James: 02:16:42 Well, that’s a good question because again, marketing was, was really difficult for me when I was using, you know, the standard marketing tactics. You know, in marketing as a science that changes every year. Uh, and, and marketing and product might be different than marketing writing. Um, for marketing writing I think the key is, uh, two things. One is if you write a book, start the day you finish your first book, Start Your second book. Cause the best marketing for your first book is if your second book is a bestseller and then people will go back and buy the first book. But the other thing is right for as many publications as possible, write for Linkedin, write for media and write for Huffington Post, write for Thrive Global, those are sort of open platforms, but then write for, I dunno, whatever it is, Ink or the Yoga Journal or Men’s Health or the New York Times or the Wall Street Journal or you know, I’m naming big brands, but there’s, there’s a billion websites that you can write for depending on what your interests are. Um, you know, right. For some obscure golf site, a or right. For some fantasy sports site if that’s your thing. Uh, uh, so, so just that, you know, A, that’s how you build your scene and B, that’s how you build your audience. You never going to build your audience from, or, or very rarely will you build your audience these days from writing a book. And then some, suddenly everyone reads it. Like, name me like here’s, here’s a challenge. Name me a popular author who first published, let’s say in the past five years.

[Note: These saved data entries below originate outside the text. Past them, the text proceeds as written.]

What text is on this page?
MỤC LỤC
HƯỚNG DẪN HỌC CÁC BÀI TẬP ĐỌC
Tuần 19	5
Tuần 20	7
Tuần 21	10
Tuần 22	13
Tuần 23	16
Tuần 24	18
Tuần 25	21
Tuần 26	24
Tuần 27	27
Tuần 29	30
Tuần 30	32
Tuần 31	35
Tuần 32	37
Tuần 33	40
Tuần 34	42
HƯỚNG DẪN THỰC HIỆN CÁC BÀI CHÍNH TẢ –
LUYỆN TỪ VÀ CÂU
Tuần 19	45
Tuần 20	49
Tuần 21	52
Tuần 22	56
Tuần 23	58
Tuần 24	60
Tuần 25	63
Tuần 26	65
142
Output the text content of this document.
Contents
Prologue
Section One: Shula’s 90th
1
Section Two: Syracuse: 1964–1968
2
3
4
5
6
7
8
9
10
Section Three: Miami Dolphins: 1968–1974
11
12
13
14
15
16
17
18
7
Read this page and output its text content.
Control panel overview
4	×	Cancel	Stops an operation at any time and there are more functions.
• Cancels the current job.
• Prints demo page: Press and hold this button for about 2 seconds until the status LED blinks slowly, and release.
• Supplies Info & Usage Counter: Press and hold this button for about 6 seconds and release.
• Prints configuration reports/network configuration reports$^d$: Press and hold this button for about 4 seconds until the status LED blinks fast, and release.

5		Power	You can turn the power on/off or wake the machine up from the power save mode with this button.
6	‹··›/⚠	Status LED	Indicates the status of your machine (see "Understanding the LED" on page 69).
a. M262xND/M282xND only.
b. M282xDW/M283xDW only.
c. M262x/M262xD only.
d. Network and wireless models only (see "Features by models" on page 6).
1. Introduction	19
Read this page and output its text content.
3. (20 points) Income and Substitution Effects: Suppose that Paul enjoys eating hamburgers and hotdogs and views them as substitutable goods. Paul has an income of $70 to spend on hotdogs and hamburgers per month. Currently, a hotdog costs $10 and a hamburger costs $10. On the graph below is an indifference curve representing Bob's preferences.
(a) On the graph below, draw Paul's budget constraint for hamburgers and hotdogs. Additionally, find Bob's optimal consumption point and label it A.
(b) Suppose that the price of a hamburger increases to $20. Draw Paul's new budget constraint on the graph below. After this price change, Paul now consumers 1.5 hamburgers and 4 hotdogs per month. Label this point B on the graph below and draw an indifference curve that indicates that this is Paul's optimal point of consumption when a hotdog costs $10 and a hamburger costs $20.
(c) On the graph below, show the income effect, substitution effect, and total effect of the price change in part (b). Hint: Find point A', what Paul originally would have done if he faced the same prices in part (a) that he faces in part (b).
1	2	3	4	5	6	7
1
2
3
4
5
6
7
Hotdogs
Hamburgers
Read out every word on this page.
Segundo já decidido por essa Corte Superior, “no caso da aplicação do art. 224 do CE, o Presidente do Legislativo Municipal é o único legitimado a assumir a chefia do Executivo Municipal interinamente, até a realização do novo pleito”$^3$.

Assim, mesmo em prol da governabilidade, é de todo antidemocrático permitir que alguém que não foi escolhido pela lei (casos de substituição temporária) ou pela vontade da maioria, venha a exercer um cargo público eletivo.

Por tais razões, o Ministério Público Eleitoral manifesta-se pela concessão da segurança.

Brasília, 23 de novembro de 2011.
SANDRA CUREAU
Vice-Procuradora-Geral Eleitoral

Bryan: 02:18:23 Well, that’s about the window.
James: 02:18:25 Or 10 years, 10 years.
Bryan: 02:18:26 I was going to say that’s about the window of Ryan Holiday’s career about 10 years. Right.
James: 02:18:31 Okay. So, so, but Ryan Holiday was already writing a lot of blogs that were popular and he was writing for observer.com he was writing on Medium or Linkedin or his blog. Uh, Tim, Tim Ferris had like Tim.blog and his blog was huge before the Four Hour Work Week came out. Tucker Max is another great example.
Bryan: 02:18:51 What a bunch of James Clear.
James: 02:18:53 Uh, James Clear had a huge blog, still does as a huge blog before Atomic Habits came out. Like people would always, I mean, I knew I would run into James at conferences. He hadn’t written a book yet, but his blog was getting millions of visitors a month. So, uh, you know, uh, Yuval Harari, Sapiens. He had an extremely popular course on Coursera, uh, that, and then that turned into the book Sapiens. So you know, you just, you, you, you, you’re not going to get your marketing start from the book. You have to just be everywhere.
Bryan: 02:19:26 Yeah, that makes sense. And it’s kind of, again, the proof of overnight success. Usually takes about 15 years or so.
James: 02:19:34 Yeah. And it doesn’t have to, by the way, like that, that’s also kind of a thing people say is, oh, my overnight success. It took 15 years, but you could have successes along the way so that it, it like you’re, you’re not going to be able to get to those 15 years if it’s all failure and then suddenly in 15 years of success. You’ll have successes along the way if you’re, if you’re working at it.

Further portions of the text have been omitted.